No one, it seems, knows who she was.
But Richard Green and his sister, Rhonda Brewer, believe she saved his life.
“He remembers nothing of the woman except her face, her red hair and that she wore glasses,” Rhonda Brewer, a Tucson, Ariz., artist, says of her younger brother.
“She was holding his head in her lap, telling him not to move, that the paramedics were coming. She was the last thing he remembers until he awoke again in the ambulance.”

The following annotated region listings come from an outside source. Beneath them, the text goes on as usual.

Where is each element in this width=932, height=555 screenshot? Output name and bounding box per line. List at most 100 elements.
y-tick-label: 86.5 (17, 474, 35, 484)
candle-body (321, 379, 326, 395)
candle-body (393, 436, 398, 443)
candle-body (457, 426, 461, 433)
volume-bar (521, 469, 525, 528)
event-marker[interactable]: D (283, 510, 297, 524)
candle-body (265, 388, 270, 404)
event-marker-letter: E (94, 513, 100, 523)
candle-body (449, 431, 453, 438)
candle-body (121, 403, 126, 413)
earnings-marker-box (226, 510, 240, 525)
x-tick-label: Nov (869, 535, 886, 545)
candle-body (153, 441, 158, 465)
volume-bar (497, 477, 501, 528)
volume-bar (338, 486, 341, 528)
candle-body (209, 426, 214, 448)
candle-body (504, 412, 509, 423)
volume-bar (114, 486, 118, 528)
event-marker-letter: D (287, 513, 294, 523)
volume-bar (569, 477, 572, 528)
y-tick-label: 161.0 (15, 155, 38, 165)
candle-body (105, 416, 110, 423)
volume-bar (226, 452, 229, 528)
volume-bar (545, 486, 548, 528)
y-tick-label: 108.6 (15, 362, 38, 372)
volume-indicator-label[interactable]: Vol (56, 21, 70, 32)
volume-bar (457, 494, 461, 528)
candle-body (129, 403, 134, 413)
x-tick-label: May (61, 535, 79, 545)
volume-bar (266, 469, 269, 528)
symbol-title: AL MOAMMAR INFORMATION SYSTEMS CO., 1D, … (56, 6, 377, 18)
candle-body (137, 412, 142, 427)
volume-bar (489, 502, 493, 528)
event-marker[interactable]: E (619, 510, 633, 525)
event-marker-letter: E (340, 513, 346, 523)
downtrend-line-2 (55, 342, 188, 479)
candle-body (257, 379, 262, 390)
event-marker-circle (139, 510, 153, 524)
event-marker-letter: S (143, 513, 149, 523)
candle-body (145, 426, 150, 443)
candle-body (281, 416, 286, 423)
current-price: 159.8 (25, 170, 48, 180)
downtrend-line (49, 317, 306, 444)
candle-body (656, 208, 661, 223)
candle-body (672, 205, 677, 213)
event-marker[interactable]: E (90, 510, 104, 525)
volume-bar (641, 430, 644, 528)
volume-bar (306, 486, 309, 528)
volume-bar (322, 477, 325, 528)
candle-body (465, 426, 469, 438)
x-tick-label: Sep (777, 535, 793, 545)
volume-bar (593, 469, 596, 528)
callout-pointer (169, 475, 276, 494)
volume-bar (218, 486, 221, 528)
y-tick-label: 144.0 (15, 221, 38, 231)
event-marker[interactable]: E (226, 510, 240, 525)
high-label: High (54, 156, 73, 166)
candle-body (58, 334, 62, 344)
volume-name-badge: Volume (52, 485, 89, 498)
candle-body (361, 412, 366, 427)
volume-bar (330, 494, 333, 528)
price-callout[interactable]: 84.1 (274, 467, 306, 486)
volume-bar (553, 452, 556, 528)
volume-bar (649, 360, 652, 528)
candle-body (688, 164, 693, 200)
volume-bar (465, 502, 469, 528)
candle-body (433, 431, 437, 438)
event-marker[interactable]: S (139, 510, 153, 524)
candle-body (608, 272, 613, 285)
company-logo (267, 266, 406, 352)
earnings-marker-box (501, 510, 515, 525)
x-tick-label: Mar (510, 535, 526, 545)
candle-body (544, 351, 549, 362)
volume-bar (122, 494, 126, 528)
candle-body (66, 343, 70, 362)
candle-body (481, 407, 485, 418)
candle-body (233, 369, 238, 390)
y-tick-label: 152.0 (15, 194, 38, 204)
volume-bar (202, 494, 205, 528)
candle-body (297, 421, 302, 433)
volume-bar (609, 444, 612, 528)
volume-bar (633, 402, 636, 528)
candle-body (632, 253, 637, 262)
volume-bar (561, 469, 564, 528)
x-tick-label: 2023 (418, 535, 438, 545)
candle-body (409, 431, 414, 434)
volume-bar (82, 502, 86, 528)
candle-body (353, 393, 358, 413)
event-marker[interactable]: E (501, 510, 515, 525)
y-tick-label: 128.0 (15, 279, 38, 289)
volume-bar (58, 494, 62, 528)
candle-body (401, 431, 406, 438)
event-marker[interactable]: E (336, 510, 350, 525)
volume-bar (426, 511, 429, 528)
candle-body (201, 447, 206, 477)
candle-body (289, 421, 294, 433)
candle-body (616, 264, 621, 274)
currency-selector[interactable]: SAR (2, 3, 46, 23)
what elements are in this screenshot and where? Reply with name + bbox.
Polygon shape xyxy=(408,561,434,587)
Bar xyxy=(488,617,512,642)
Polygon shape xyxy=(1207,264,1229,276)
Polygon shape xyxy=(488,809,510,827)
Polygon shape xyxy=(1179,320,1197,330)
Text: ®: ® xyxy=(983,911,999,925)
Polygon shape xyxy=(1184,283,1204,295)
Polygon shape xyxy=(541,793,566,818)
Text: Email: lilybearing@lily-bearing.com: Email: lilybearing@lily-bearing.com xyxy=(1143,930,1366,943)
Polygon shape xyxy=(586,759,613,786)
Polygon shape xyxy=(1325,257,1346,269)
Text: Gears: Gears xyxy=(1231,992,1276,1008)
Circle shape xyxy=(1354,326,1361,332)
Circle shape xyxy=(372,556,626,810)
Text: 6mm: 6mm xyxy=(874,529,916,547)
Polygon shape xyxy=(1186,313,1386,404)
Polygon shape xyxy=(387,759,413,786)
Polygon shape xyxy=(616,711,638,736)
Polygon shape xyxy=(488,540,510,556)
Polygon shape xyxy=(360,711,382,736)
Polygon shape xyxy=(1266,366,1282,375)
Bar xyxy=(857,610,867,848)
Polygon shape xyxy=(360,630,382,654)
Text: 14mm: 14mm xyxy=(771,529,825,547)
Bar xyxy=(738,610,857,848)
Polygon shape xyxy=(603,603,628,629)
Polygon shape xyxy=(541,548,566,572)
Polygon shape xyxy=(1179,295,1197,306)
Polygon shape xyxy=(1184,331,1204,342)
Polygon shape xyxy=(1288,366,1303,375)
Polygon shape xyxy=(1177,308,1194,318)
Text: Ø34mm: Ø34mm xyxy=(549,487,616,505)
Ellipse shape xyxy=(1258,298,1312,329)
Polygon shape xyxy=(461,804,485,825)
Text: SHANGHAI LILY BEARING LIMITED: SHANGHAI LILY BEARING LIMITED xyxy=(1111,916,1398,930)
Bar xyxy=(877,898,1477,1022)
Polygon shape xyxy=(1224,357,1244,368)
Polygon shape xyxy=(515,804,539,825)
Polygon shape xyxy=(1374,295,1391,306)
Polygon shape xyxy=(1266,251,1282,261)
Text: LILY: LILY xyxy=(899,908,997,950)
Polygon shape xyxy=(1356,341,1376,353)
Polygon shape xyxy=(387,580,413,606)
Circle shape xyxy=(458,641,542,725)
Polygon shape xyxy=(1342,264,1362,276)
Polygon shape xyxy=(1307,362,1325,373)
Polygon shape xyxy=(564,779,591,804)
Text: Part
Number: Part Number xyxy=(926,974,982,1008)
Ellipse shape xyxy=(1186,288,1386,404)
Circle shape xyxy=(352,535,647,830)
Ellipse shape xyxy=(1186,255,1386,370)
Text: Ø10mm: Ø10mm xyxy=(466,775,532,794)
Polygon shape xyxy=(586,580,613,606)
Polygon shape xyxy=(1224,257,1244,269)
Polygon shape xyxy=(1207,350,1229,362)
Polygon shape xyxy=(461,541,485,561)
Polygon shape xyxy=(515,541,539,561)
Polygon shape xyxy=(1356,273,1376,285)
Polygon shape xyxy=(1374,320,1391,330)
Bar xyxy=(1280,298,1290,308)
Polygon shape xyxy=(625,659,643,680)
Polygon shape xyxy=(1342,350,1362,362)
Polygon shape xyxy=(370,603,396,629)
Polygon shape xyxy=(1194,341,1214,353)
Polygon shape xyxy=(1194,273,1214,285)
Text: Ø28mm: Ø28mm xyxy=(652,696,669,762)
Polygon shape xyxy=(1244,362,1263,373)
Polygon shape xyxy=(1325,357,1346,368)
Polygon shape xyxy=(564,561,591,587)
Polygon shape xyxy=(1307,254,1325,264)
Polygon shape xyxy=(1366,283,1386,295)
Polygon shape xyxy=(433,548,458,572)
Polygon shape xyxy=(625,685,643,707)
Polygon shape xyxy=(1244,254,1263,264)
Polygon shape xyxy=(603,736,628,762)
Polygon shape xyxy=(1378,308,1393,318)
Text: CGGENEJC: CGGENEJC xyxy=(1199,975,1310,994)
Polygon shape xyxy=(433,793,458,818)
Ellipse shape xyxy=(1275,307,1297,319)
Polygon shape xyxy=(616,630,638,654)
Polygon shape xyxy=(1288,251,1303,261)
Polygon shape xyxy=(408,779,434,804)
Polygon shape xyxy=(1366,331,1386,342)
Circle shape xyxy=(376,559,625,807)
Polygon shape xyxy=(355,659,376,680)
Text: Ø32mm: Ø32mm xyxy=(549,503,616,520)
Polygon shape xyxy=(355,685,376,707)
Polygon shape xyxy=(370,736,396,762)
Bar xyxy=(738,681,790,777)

The back-up, Richard Green later discovered, was the result of a six-car collision on the interstate. Everyone else sat in their cars. She rushed immediately to his aid.
And he needed it badly.
His head had been smashed. It would take doctors 11 staples to close the ragged bits of flesh. He smashed six ribs on his left side, one of which punctured his lung. He had pulverized his clavicle.
“If someone hadn’t helped him, he would have bled to death,” his sister said. “But there was this angel on the highway, this wonderful spirit, who in that mass confusion on the highway thought not of herself.”
She kept telling Richard Green over and over that he would be OK. He remembers her smiling all the time at him.
“I remember she kept telling me not to move my head,” Richard Green said. “She thought I had maybe broken my spine, and kept trying to calm me down because I was pretty shook up.”
What happened to Charlie Aubuchon?
He was riding just behind Richard Green. When he crested the hill on his bike, he was able to slam on his brakes.
“Mostly he was making phone calls, getting people there and basically making sure nobody ran me over lying there in the road.”
He was discharged from Medical Center of the Rockies in Loveland on Thursday. Of his motorcycle, he says, “she came out of it a lot better than I did.”
The kicker of the story occurred a few days ago when Richard Green still lay unconscious in the intensive care unit.
On his bedside lay a brand new Harley-Davidson T-shirt, identical to the one the paramedics had cut from him as he lay on the interstate.
The nurses told him a woman had dropped it off for him. Yes, she had red hair and wore glasses.
“I would tell her thanks for all your help,” Richard Green said. “If she hadn’t been there . . . ”
His sister, Rhonda Brewer, put it this way:
“All we hear about these days are terrible awful things. What a wonderful thing she did. People just don’t do this anymore.
“We’re so thankful, the family, that she was there to help him. I would ask her when she got her wings, to tell her thank you, that she really was an angel on the highway.”